Materials/Methods: The study included adult (>18 yo) patients with biopsy-proven HNSTS treated at our institution between 1990 and 2016. Local progression free survival (LPFS) and overall survival (OS) were evaluated using the Kaplan-Meier method. Chi-square was used to compare the clinicopathologic features between the treatment groups (surgery alone, RT/CRT alone, surgery with RT/CRT) and their impact on LPFS. Cox proportional hazard analysis was used to evaluate associations between survival outcomes and clinical factors.

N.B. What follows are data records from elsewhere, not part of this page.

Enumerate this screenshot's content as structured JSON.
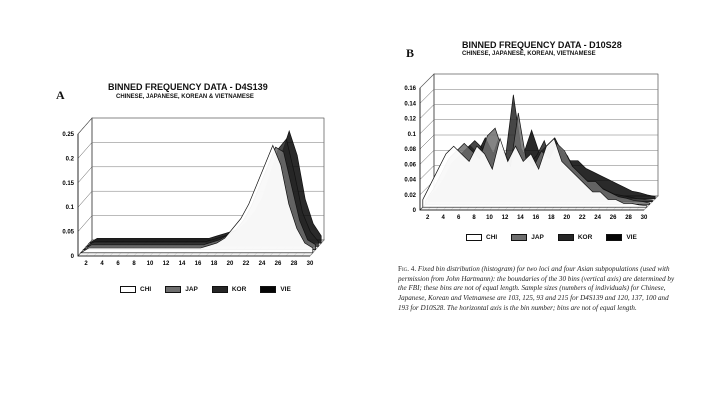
{
  "chart_data": [
    {
      "type": "area",
      "panel": "A",
      "title": "BINNED FREQUENCY DATA - D4S139",
      "subtitle": "CHINESE, JAPANESE, KOREAN & VIETNAMESE",
      "y_ticks": [
        "0",
        "0.05",
        "0.1",
        "0.15",
        "0.2",
        "0.25"
      ],
      "ylim": [
        0,
        0.25
      ],
      "x_ticks": [
        "2",
        "4",
        "6",
        "8",
        "10",
        "12",
        "14",
        "16",
        "18",
        "20",
        "22",
        "24",
        "26",
        "28",
        "30"
      ],
      "x": [
        1,
        2,
        3,
        4,
        5,
        6,
        7,
        8,
        9,
        10,
        11,
        12,
        13,
        14,
        15,
        16,
        17,
        18,
        19,
        20,
        21,
        22,
        23,
        24,
        25,
        26,
        27,
        28,
        29,
        30
      ],
      "grid": true,
      "legend_position": "bottom",
      "series": [
        {
          "name": "CHI",
          "values": [
            0,
            0.01,
            0.01,
            0.01,
            0.01,
            0.01,
            0.01,
            0.01,
            0.01,
            0.01,
            0.01,
            0.01,
            0.01,
            0.01,
            0.01,
            0.01,
            0.015,
            0.02,
            0.03,
            0.05,
            0.07,
            0.1,
            0.14,
            0.18,
            0.22,
            0.18,
            0.1,
            0.05,
            0.02,
            0.01
          ]
        },
        {
          "name": "JAP",
          "values": [
            0,
            0.01,
            0.01,
            0.01,
            0.01,
            0.01,
            0.01,
            0.01,
            0.01,
            0.01,
            0.01,
            0.01,
            0.01,
            0.01,
            0.01,
            0.01,
            0.015,
            0.02,
            0.03,
            0.04,
            0.06,
            0.09,
            0.13,
            0.17,
            0.21,
            0.2,
            0.13,
            0.06,
            0.02,
            0.01
          ]
        },
        {
          "name": "KOR",
          "values": [
            0,
            0.01,
            0.01,
            0.01,
            0.01,
            0.01,
            0.01,
            0.01,
            0.01,
            0.01,
            0.01,
            0.01,
            0.01,
            0.01,
            0.01,
            0.01,
            0.015,
            0.02,
            0.025,
            0.035,
            0.05,
            0.07,
            0.1,
            0.15,
            0.2,
            0.22,
            0.15,
            0.07,
            0.03,
            0.01
          ]
        },
        {
          "name": "VIE",
          "values": [
            0,
            0.01,
            0.01,
            0.01,
            0.01,
            0.01,
            0.01,
            0.01,
            0.01,
            0.01,
            0.01,
            0.01,
            0.01,
            0.01,
            0.01,
            0.01,
            0.015,
            0.02,
            0.025,
            0.03,
            0.045,
            0.06,
            0.09,
            0.13,
            0.18,
            0.23,
            0.18,
            0.09,
            0.04,
            0.015
          ]
        }
      ]
    },
    {
      "type": "area",
      "panel": "B",
      "title": "BINNED FREQUENCY DATA - D10S28",
      "subtitle": "CHINESE, JAPANESE, KOREAN, VIETNAMESE",
      "y_ticks": [
        "0",
        "0.02",
        "0.04",
        "0.06",
        "0.08",
        "0.1",
        "0.12",
        "0.14",
        "0.16"
      ],
      "ylim": [
        0,
        0.16
      ],
      "x_ticks": [
        "2",
        "4",
        "6",
        "8",
        "10",
        "12",
        "14",
        "16",
        "18",
        "20",
        "22",
        "24",
        "26",
        "28",
        "30"
      ],
      "x": [
        1,
        2,
        3,
        4,
        5,
        6,
        7,
        8,
        9,
        10,
        11,
        12,
        13,
        14,
        15,
        16,
        17,
        18,
        19,
        20,
        21,
        22,
        23,
        24,
        25,
        26,
        27,
        28,
        29,
        30
      ],
      "grid": true,
      "legend_position": "bottom",
      "series": [
        {
          "name": "CHI",
          "values": [
            0.01,
            0.03,
            0.05,
            0.07,
            0.08,
            0.07,
            0.06,
            0.08,
            0.07,
            0.05,
            0.09,
            0.06,
            0.08,
            0.06,
            0.07,
            0.05,
            0.08,
            0.09,
            0.06,
            0.05,
            0.04,
            0.03,
            0.02,
            0.02,
            0.01,
            0.01,
            0.005,
            0.005,
            0.003,
            0.002
          ]
        },
        {
          "name": "JAP",
          "values": [
            0.005,
            0.02,
            0.04,
            0.06,
            0.07,
            0.08,
            0.07,
            0.06,
            0.09,
            0.1,
            0.07,
            0.05,
            0.12,
            0.06,
            0.05,
            0.07,
            0.06,
            0.08,
            0.07,
            0.05,
            0.04,
            0.03,
            0.03,
            0.02,
            0.015,
            0.01,
            0.008,
            0.005,
            0.004,
            0.002
          ]
        },
        {
          "name": "KOR",
          "values": [
            0.005,
            0.015,
            0.03,
            0.05,
            0.06,
            0.07,
            0.08,
            0.07,
            0.05,
            0.08,
            0.06,
            0.14,
            0.07,
            0.05,
            0.06,
            0.08,
            0.05,
            0.07,
            0.06,
            0.04,
            0.03,
            0.025,
            0.02,
            0.015,
            0.01,
            0.008,
            0.006,
            0.004,
            0.003,
            0.002
          ]
        },
        {
          "name": "VIE",
          "values": [
            0.003,
            0.01,
            0.02,
            0.04,
            0.06,
            0.07,
            0.06,
            0.08,
            0.06,
            0.07,
            0.05,
            0.07,
            0.06,
            0.09,
            0.06,
            0.07,
            0.08,
            0.06,
            0.05,
            0.05,
            0.04,
            0.035,
            0.03,
            0.025,
            0.02,
            0.015,
            0.01,
            0.008,
            0.005,
            0.003
          ]
        }
      ]
    }
  ],
  "panel_a": {
    "letter": "A"
  },
  "panel_b": {
    "letter": "B"
  },
  "legend_colors": {
    "CHI": "#ffffff",
    "JAP": "#6e6e6e",
    "KOR": "#262626",
    "VIE": "#050505"
  },
  "caption": {
    "fig": "Fig. 4.",
    "text": "Fixed bin distribution (histogram) for two loci and four Asian subpopulations (used with permission from John Hartmann): the boundaries of the 30 bins (vertical axis) are determined by the FBI; these bins are not of equal length. Sample sizes (numbers of individuals) for Chinese, Japanese, Korean and Vietnamese are 103, 125, 93 and 215 for D4S139 and 120, 137, 100 and 193 for D10S28. The horizontal axis is the bin number; bins are not of equal length."
  }
}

Results: The cohort consisted of 127 patients with a median age of 53 years (range: 19-86) and 58% male. The most common anatomic site of disease was the oral cavity (35%). 58 (46%) received radiation therapy (RT): 16 were treated in the definitive setting and 42 (33%) received radiation with definitive surgery, and 16 also received concurrent chemoradiation (CRT) (7 definitive CRT and 9 surgery with CRT). 91 patients were treated with definitive surgery, of which 49 were surgery only without RT. After excluding patients without follow-up, we had 104 patients for survival and outcome analysis: 2-year OS and LPFS were 76.9% and 63.0%, respectively. In multivariate analysis, factors associated with worse LPFS included non-white race (HR 3.51, 95%CI 1.47-8.35) and high grade tumors (HR 3.20, 95%CI 1.04-9.83). Compared to patients who received only surgery, those who had definitive RT/CRT (HR 0.18, 95%CI 0.05-0.66) and definitive surgery with RT/CRT (HR 0.23, 95%CI 0.1-0.57) were associated with better LPFS. Patients >60 years of age (HR 2.81, 95% CI 1.34-5.88) and high grade tumors (HR 3.17, 95%CI 1.12-8.95) were associated with worse OS than patients <60 years of age and low/intermediate grade tumors. There was no significant difference in OS between treatment groups (surgery alone, RT/CRT alone, surgery with RT/CRT). In the subset of patients who received definitive surgery, non-white race (HR 3.6, 95%CI 1.5-8.9) was associated with worse LPFS and surgery with RT/CRT (HR 0.25, 95%CI 0.1-0.61) was associated with increased LPFS in comparison to surgery alone; in this same subset, there was no significant difference in OS.
Conclusion: In patients with HNSTS, surgery alone was associated with worse LPFS than RT/CRT alone and surgery with RT/CRT groups. Non-white race and high grade tumors were also associated with decreased LPFS in the main cohort. Factors associated with worse OS included older age (≥60) and high grade tumors. In the surgical subgroup, non-white race and surgery alone were associated with decreased LPFS. There was no difference in OS between treatment groups in both the cohort and the surgical subgroup.
Author Disclosure: J.K. Kim: None. T. Beckham: None. K.M. Alektiar: None. J.E. Leeman: None. D. Spielsinger: None. N. Lee: Consultant; Lily. Advisory Board; Vertex, Pfizer, Merck. C. Tsai: None.